In October 2022, Marzotto's photographic collection was displayed on the occasion of the C40, the world mayors' summit on climate change. The event took place at the Gallery of the Atlantes in the Legislature Palace of Buenos Aires, where in recognition of her work, Marzotto was designed as Guest of Honor by the City's Legislature. The exhibition was also presented at the Museo Ralli in Punta del Este, Uruguay in January 2023.

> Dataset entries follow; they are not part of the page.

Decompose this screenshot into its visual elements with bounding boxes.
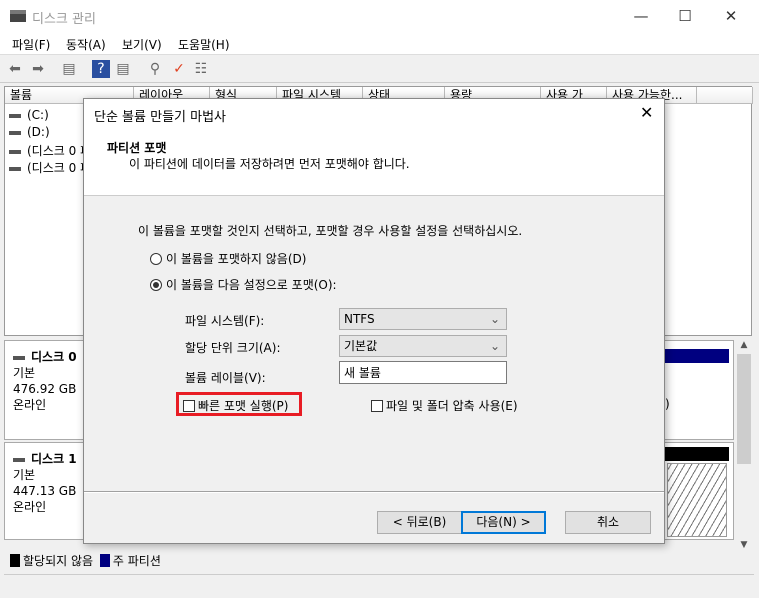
primary-partition-bar: [665, 349, 729, 363]
chevron-down-icon: ⌄: [489, 339, 500, 353]
volume-name: (C:): [27, 108, 49, 122]
console-tree-icon[interactable]: ▤: [60, 60, 78, 78]
disk-type: 기본: [13, 366, 36, 380]
allocation-unit-label: 할당 단위 크기(A):: [185, 341, 281, 355]
compression-checkbox[interactable]: 파일 및 폴더 압축 사용(E): [371, 397, 518, 414]
volume-label-input[interactable]: [339, 361, 507, 384]
menu-file[interactable]: 파일(F): [12, 36, 50, 53]
close-button[interactable]: ✕: [708, 4, 754, 28]
radio-selected-icon: [150, 279, 162, 291]
primary-swatch: [99, 554, 110, 567]
cancel-button[interactable]: 취소: [565, 511, 651, 534]
drive-icon: [13, 457, 25, 462]
unallocated-bar: [665, 447, 729, 461]
volume-row[interactable]: (D:): [9, 125, 50, 139]
dialog-close-button[interactable]: ✕: [640, 103, 653, 122]
separator: [84, 491, 664, 493]
disk-name: 디스크 0: [13, 349, 77, 365]
checklist-icon[interactable]: ✓: [170, 60, 188, 78]
disk-size: 447.13 GB: [13, 484, 77, 498]
drive-icon: [9, 113, 21, 118]
back-button[interactable]: < 뒤로(B): [377, 511, 462, 534]
volume-name: (디스크 0 파: [27, 161, 92, 175]
unallocated-space[interactable]: [667, 463, 727, 537]
legend-unallocated: 할당되지 않음: [23, 554, 94, 568]
disk-name: 디스크 1: [13, 451, 77, 467]
back-arrow-icon[interactable]: ⬅: [6, 60, 24, 78]
wizard-subheading: 이 파티션에 데이터를 저장하려면 먼저 포맷해야 합니다.: [129, 157, 410, 171]
drive-icon: [9, 166, 21, 171]
quick-format-checkbox[interactable]: 빠른 포맷 실행(P): [183, 397, 288, 414]
disk-type: 기본: [13, 468, 36, 482]
wizard-heading: 파티션 포맷: [107, 141, 167, 155]
drive-icon: [9, 149, 21, 154]
file-system-label: 파일 시스템(F):: [185, 314, 265, 328]
maximize-button[interactable]: ☐: [662, 4, 708, 28]
volume-row[interactable]: (디스크 0 파: [9, 159, 91, 176]
minimize-button[interactable]: —: [618, 4, 664, 28]
menu-view[interactable]: 보기(V): [122, 36, 162, 53]
next-button[interactable]: 다음(N) >: [461, 511, 546, 534]
disk-size: 476.92 GB: [13, 382, 77, 396]
status-bar: [4, 574, 754, 596]
volume-name: (D:): [27, 125, 50, 139]
partition-text-fragment: ): [665, 397, 670, 411]
volume-row[interactable]: (C:): [9, 108, 49, 122]
drive-icon: [9, 130, 21, 135]
allocation-unit-select[interactable]: 기본값 ⌄: [339, 335, 507, 357]
radio-icon: [150, 253, 162, 265]
disk-state: 온라인: [13, 500, 47, 514]
menu-action[interactable]: 동작(A): [66, 36, 106, 53]
dialog-title: 단순 볼륨 만들기 마법사: [94, 110, 226, 125]
volume-label-label: 볼륨 레이블(V):: [185, 371, 266, 385]
connect-icon[interactable]: ⚲: [146, 60, 164, 78]
help-icon[interactable]: ?: [92, 60, 110, 78]
window-title: 디스크 관리: [32, 12, 96, 27]
chevron-down-icon: ⌄: [489, 312, 500, 326]
checkbox-icon: [371, 400, 383, 412]
menu-bar: 파일(F) 동작(A) 보기(V) 도움말(H): [0, 32, 759, 55]
title-bar: 디스크 관리 — ☐ ✕: [0, 0, 759, 32]
menu-help[interactable]: 도움말(H): [178, 36, 230, 53]
disk-state: 온라인: [13, 398, 47, 412]
volume-row[interactable]: (디스크 0 파: [9, 142, 91, 159]
disk-management-icon: [10, 10, 26, 22]
unallocated-swatch: [10, 554, 20, 567]
instruction-text: 이 볼륨을 포맷할 것인지 선택하고, 포맷할 경우 사용할 설정을 선택하십시…: [138, 224, 523, 238]
radio-no-format[interactable]: 이 볼륨을 포맷하지 않음(D): [150, 250, 306, 267]
forward-arrow-icon[interactable]: ➡: [29, 60, 47, 78]
radio-format[interactable]: 이 볼륨을 다음 설정으로 포맷(O):: [150, 276, 337, 293]
drive-icon: [13, 355, 25, 360]
dialog-header: 단순 볼륨 만들기 마법사 ✕ 파티션 포맷 이 파티션에 데이터를 저장하려면…: [84, 99, 664, 196]
legend: 할당되지 않음 주 파티션: [4, 550, 754, 572]
toolbar: ⬅ ➡ ▤ ? ▤ ⚲ ✓ ☷: [0, 55, 759, 83]
scrollbar[interactable]: ▲ ▼: [736, 340, 752, 550]
simple-volume-wizard-dialog: 단순 볼륨 만들기 마법사 ✕ 파티션 포맷 이 파티션에 데이터를 저장하려면…: [83, 98, 665, 544]
file-system-select[interactable]: NTFS ⌄: [339, 308, 507, 330]
action-pane-icon[interactable]: ▤: [114, 60, 132, 78]
checkbox-icon: [183, 400, 195, 412]
column-empty: [697, 87, 753, 104]
properties-icon[interactable]: ☷: [192, 60, 210, 78]
volume-name: (디스크 0 파: [27, 144, 92, 158]
legend-primary: 주 파티션: [112, 554, 161, 568]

In August 2021 Marzotto founded Eye-V Gallery to promote and organize cultural events related to artistic-natural photography. Eye-V Gallery hosts an international community of photographers and it is based in Uruguay, Buenos Aires, Milan and New York. In 2022, Eye-V Gallery hosted its first exhibition, Ode to Nature in collaboration with the Pool NYC. The exhibition explored the spiritual relationship with Mother Nature through the work of 13 photographers, all with different technological and cultural backgrounds.

== Personal life ==
In February 1978, Marzotto met her parents' friend Carlo Ferdinando Borromeo, Count of Arona with whom she started an 18-year relationship. Borromeo and Marzotto have two children; Carlo Ludovico Borromeo, designer, and Beatrice Borromeo, journalist and TV presenter, daughter-in-law of Princess Caroline of Monaco.